На улице Андре слышал лишь одно слово: гильотина, гильотина, гильотина. В Нормандии мы с любовью произносим это название: мы говорим «гэйотэна» – это звучит ласково и весело. Можно ли без грусти думать о том разочаровании, которое ожидало стольких добродетельных деревенских гостей? Того же славного папашу, который издалека привел по разбитой дороге своих юных отпрысков? Или пылко влюбленного молодого фермера, который привез сюда свою обожаемую женушку, исполнив обещание, данное в день свадьбы?
Но свадебного подарка не будет! И обманутые дети станут проливать слезы. О, как несправедлива судьба! Столько времени добирались в город – и все напрасно; когда еще теперь увидишь гильотину?
По мере того как Андре удалялся от тюремного квартала, он ускорял шаг. Чеканщика охватывало все большее беспокойство. Побег не был подготовлен, не было и никакого плана действий… Молодой человек тщетно пытался привести в порядок свои мысли…
Сначала он машинально зашагал в нижний город, к Воссельскому мосту; обычно именно по нему Андре выезжал из Кана, отправляясь вместе с Жюли на другой берег Орна к лугам Лувиньи; но тут ему смутно припомнился маршрут, о котором рассказывал кабатчик: дорога на Пон-л'Евэк.
Тогда чеканщик инстинктивно вернулся назад, стараясь держаться подальше от дворца правосудия, и подошел к церкви Сен-Пьер. Он словно бы стал сейчас Ламбэром; ощущать себя в шкуре преступника было непривычно, но пока необходимо. Скрытая поддержка, которой пользовался убийца, принадлежавший к таинственному братству, распространялась и на Андре – по крайней мере в течение одной ночи.
Сворачивая на улицу Фруад, молодой человек неожиданно вспомнил банальную фразу, которая явно использовалась как пароль: «Будет ли завтра день?»
Ламбэр обещал рассказать ему об этой фразе целую историю, которую Андре мог связать с самым ярким приключением юности, глубоко врезавшимся ему в память. Но Ламбэр не успел выполнить ни одно из своих многочисленных обещаний…
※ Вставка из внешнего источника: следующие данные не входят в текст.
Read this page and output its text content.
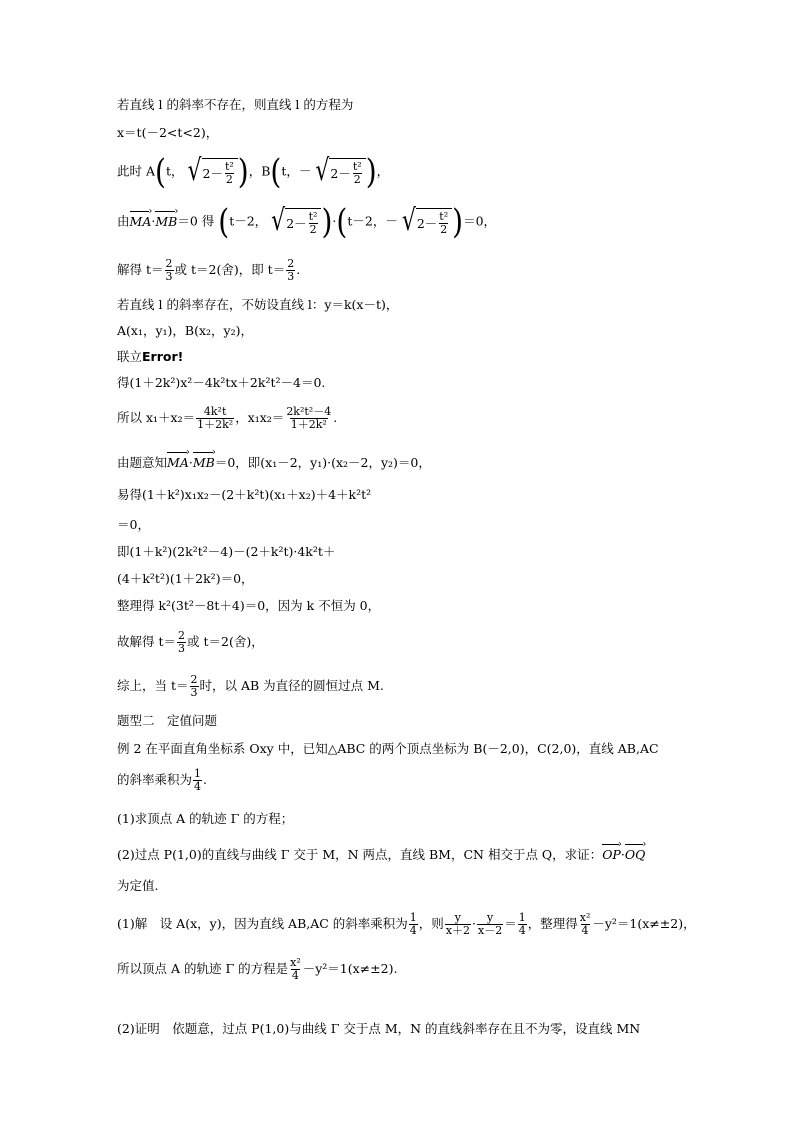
若直线 l 的斜率不存在，则直线 l 的方程为
x＝t(－2<t<2)，
此时 A(t， √ $2- \frac{\text{t²}}{2}$ )，B(t，－ √ $2- \frac{\text{t²}}{2}$ )，
由MA ›·MB ›＝0 得 (t－2， √ $2- \frac{\text{t²}}{2} )\cdot(t-2$，－ √ $2- \frac{\text{t²}}{2} )=0$，
解得 $t= \frac{2}{3}$ 或 t＝2(舍)，即 $t= \frac{2}{3}$ .
若直线 l 的斜率存在，不妨设直线 l：y＝k(x－t)，
A(x₁，y₁)，B(x₂，y₂)，
联立Error!
得(1＋2k²)x²－4k²tx＋2k²t²－4＝0.
所以 $x_1+x_2= \frac{\text{4k²t}}{\text{1＋2k²}}$ ，$x_1x_2= \frac{\text{2k²t²－4}}{\text{1＋2k²}}$ .
由题意知MA ›·MB ›＝0，即(x₁－2，y₁)·(x₂－2，y₂)＝0，
易得(1＋k²)x₁x₂－(2＋k²t)(x₁＋x₂)＋4＋k²t²
＝0，
即(1＋k²)(2k²t²－4)－(2＋k²t)·4k²t＋
(4＋k²t²)(1＋2k²)＝0，
整理得 k²(3t²－8t＋4)＝0，因为 k 不恒为 0，
故解得 $t= \frac{2}{3}$ 或 t＝2(舍)，
综上，当 $t= \frac{2}{3}$ 时，以 AB 为直径的圆恒过点 M.
题型二　定值问题
例 2 在平面直角坐标系 Oxy 中，已知△ABC 的两个顶点坐标为 B(－2,0)，C(2,0)，直线 AB,AC
的斜率乘积为 $\frac{1}{4}$ .
(1)求顶点 A 的轨迹 Γ 的方程；
(2)过点 P(1,0)的直线与曲线 Γ 交于 M，N 两点，直线 BM，CN 相交于点 Q，求证：OP ›·OQ ›
为定值.
(1)解　设 A(x，y)，因为直线 AB,AC 的斜率乘积为 $\frac{1}{4}$ ，则 $\frac{y}{x+2} \cdot \frac{y}{x-2} = \frac{1}{4}$ ，整理得 $\frac{\text{x²}}{4} -y^2=1(x\ne\pm 2)$，
所以顶点 A 的轨迹 Γ 的方程是 $\frac{\text{x²}}{4} -y^2=1(x\ne\pm 2)$.
(2)证明　依题意，过点 P(1,0)与曲线 Γ 交于点 M，N 的直线斜率存在且不为零，设直线 MN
Трудно выразить словами, как Андре жалел о гибели Ламбэра. Дело в том, что навязчивая идея вновь начала неотступно преследовать чеканщика, лишь только он оказался на свободе: он догадывался, что жажда мести будет терзать его всю жизнь; ведь эта страсть была неразрывно связана с единственным чувством, наполнявшим дотоле сердце Андре, – любовью к Жюли. Ламбэр клялся, что раскроет тайну пути, ведущего к тому самому демону – человеку, который никогда не оставлял никаких следов и всегда оставался безнаказанным, отдавая на растерзание правосудию свою очередную жертву. О, это был истинный мастер, с блеском избегавший опасных последствий грабежей и убийств; дикарь, сбивавший с толку преследователей в самом центре цивилизованного мира не менее ловко, чем индейцы в гуще девственных лесов. Чернец – Приятель-Тулонец…
Кличка, под которой были известны многие люди, фальшивое имя, принадлежавшее тому, кто имел дюжины имен!
В общем, ни одной – или почти ни одной – зацепки! А кабатчик Ламбэр умер, унеся тайну в могилу!
Андре остановился против церкви Сен-Пьер. Отсюда одна улица вела к дороге на Париж, а другая – к дороге на Пон-л'Евэк. Направо – Жюли и почти неминуемая опасность, налево – одиночество, неизвестность и призрачная надежда отомстить.
Андре свернул налево и побежал.
Когда он миновал последние дома Кана, забрезжил рассвет. У первого придорожного дерева стоял человек с лошадью. При виде Андре он шагнул вперед.
– Эй, парень! – властно крикнул молодой чеканщик. – Будет ли завтра день, а?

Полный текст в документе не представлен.